Solveig Qu Suess is an artist and researcher working across documentary cinema, infrastructure studies, feminist media, and postcolonial techno-politics. Her research focuses on the politics of infrastructure, energy transition, and environmental mediation, with a regional focus on China, Southeast Asia, and transnational corridors of development. She is currently a PhD candidate in Urban Studies at the University of Basel.
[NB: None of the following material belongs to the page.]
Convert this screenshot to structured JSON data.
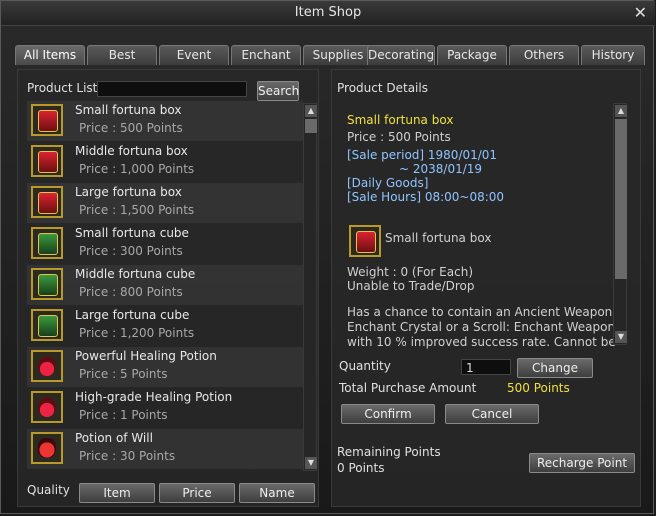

Her doctoral project, Holding Rivers, Becoming Mountains, examines the temporal and political conflicts produced by Southeast Asia’s energy transition and its changing riverine infrastructures across the Mekong basin. Based on documentary video and fieldwork in Laos, Thailand, and Yunnan, the project investigates how energy infrastructures are enmeshed with visual regimes, technical expertise, and environmental imaginaries that shape whose knowledge, measurements, and temporalities come to count in the negotiation of riverine futures across unequal technical, political, and lived worlds.
Her artistic and research projects have been presented internationally. She was Artist-in-Residence and Visiting Assistant Professor at NYU Shanghai from 2024 to 2025, and a visiting scholar at the Center for Global Asia, NYU Shanghai, through the SNSF Doc.Mobility grant from 2025 to 2026. From 2020 to 2024, she was a Junior Researcher on the SNSF project Environmental Fix at the Critical Media Lab, FHNW Academy of Art and Design. In 2017, she graduated from the Centre for Research Architecture, Goldsmiths, University of London, where her research examined how the calculation and management of weather and environments became central to the formation of supply-chain capitalism, with a case study on the transcontinental Belt and Road Initiative across desert spaces in Western China.